2) Mail order a “straight run” of 25 chicks of a decent dual-purpose breed, and butcher the cockrels once you can tell the difference between the sexes. They don’t make the best eating birds, but they’re not bad. You really can’t go wrong with any of these breeds: Buff Orpingtons, Black Australorps, Barred Rock, New Hampshire Red, Rhode Island Red. We’ve had good luck with all of them. We color-code our flock, buying different breeds in different years so we can tell which ones are older. You can expect two laying seasons from a hen, and then they go downhill pretty quickly. With all the work getting our new farm in shape, we didn’t buy any pullets last year; we’re going into the second season of laying with our Barred Rocks, so we’ll definitely be getting more pullets this spring. We will be getting Buff Orpingtons, which are easily distinguishable from the black-and-white Barred Rocks. Once the former start laying, we’ll begin filling the freezer with the latter (and then enjoying chicken soup all of next winter).

3) Place an order for 15 pullet chicks and 10 Cornish Cross meat bird chicks. The Cornish Cross will grow much faster, and will be ready to butcher in 6-8 weeks. They are an outstanding, meaty bird — there’s a reason they are the industry standard. Once you taste your own home-grown ones, you’ll never want to buy chicken from the grocery store again.

In terms of timing: do yourself a favor and get your first batch of chicks in later spring (May, if you’re in the upper Midwest like we are and the questionner is). The somewhat warmer weather will give the birds an easier time, and make the transition from supplemental heat all the faster. In good spring/summer temperatures, we’ve gotten babies out from the brooder and into a pastured poultry pen in as few as 10-14 days. When you start earlier in the spring, at least in the upper Midwest, they need more brooder time to get ready for the colder temps.

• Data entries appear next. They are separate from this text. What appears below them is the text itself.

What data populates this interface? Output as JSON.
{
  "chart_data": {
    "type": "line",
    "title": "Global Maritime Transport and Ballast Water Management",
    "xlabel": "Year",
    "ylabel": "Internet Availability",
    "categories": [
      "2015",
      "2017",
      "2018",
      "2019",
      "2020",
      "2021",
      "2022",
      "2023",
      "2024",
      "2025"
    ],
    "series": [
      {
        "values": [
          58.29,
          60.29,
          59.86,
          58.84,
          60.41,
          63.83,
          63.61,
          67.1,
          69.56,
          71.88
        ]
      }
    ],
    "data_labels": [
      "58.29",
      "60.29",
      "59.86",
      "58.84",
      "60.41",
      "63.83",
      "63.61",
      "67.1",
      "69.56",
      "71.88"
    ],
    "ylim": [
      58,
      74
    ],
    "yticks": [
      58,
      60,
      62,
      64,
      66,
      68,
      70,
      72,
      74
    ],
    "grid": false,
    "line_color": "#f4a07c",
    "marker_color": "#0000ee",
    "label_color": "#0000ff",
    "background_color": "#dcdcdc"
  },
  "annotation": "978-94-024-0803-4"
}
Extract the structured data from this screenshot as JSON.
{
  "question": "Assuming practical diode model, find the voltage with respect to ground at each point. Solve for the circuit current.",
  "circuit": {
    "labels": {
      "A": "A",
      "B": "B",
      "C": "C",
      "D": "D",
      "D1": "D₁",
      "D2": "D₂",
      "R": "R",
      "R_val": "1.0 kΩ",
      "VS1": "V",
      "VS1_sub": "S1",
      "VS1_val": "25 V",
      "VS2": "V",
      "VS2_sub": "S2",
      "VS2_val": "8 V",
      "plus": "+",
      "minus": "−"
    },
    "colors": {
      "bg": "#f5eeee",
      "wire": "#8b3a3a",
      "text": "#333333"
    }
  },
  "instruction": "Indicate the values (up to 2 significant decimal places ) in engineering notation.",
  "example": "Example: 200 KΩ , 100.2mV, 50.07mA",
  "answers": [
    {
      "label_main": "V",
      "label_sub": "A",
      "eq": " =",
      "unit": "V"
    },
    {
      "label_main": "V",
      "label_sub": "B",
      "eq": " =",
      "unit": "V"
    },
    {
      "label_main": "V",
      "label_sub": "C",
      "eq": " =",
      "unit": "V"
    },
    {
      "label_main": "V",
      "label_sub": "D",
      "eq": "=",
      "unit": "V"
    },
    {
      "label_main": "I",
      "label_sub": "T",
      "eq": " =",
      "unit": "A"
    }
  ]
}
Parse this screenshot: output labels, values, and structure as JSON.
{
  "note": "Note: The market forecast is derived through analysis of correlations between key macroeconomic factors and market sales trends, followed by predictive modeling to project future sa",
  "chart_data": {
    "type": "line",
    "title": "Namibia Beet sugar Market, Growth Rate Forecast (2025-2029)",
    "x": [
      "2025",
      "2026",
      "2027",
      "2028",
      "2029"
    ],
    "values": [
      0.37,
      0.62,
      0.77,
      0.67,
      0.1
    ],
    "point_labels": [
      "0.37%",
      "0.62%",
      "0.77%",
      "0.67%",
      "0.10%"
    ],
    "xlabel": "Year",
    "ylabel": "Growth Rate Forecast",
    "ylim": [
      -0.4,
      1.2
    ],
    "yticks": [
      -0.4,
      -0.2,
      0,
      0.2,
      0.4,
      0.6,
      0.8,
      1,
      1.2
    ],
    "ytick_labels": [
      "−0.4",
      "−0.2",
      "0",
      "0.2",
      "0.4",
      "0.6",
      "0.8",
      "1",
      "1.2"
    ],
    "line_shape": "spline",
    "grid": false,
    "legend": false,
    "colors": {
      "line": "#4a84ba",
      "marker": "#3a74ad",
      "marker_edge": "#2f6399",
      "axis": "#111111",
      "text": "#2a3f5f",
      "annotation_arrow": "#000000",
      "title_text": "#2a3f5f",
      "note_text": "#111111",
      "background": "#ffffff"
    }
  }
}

For suppliers, the very best (though a bit more expensive) is McMurray Hatchery. I usually recommend people get their first few orders from them. Their website is a tremendous resource, and they have an excellent guarantee on their birds. If any die in transit or in the first day or two, they refund that cost. One time our package got delayed in transit, and a whole bunch of birds died. McMurray didn’t question it or grill us about it; the customer service rep expressed genuine sympathy about how hard it must’ve been to see all those dead birds, and asked if I’d prefer a refund or a new (free) order to replace them.

A lower-cost alternative is Cackle Hatchery. They don’t have as wide of a selection, and we’ve seemed to have had more deaths with birds from them, and the website isn’t as professional. But Cackle does have all the basic breeds of chickens and turkeys; unless you’re looking for something really exotic, they probably have it. When you compare their very basic website and catalog to McMurray’s, you’ll understand why McMurray has to charge more for their product. Anyhow, with Cackle I’ve found it’s best to call them and place your order over the phone, once you’ve figured out what you want, so you can be certain they know which day you want your birds. McMurray lets you nail down the shipping date right on the site.

(Warning: when you load the Cackle site, it has REALLY annoying chicken noises. I always turn my speakers off.)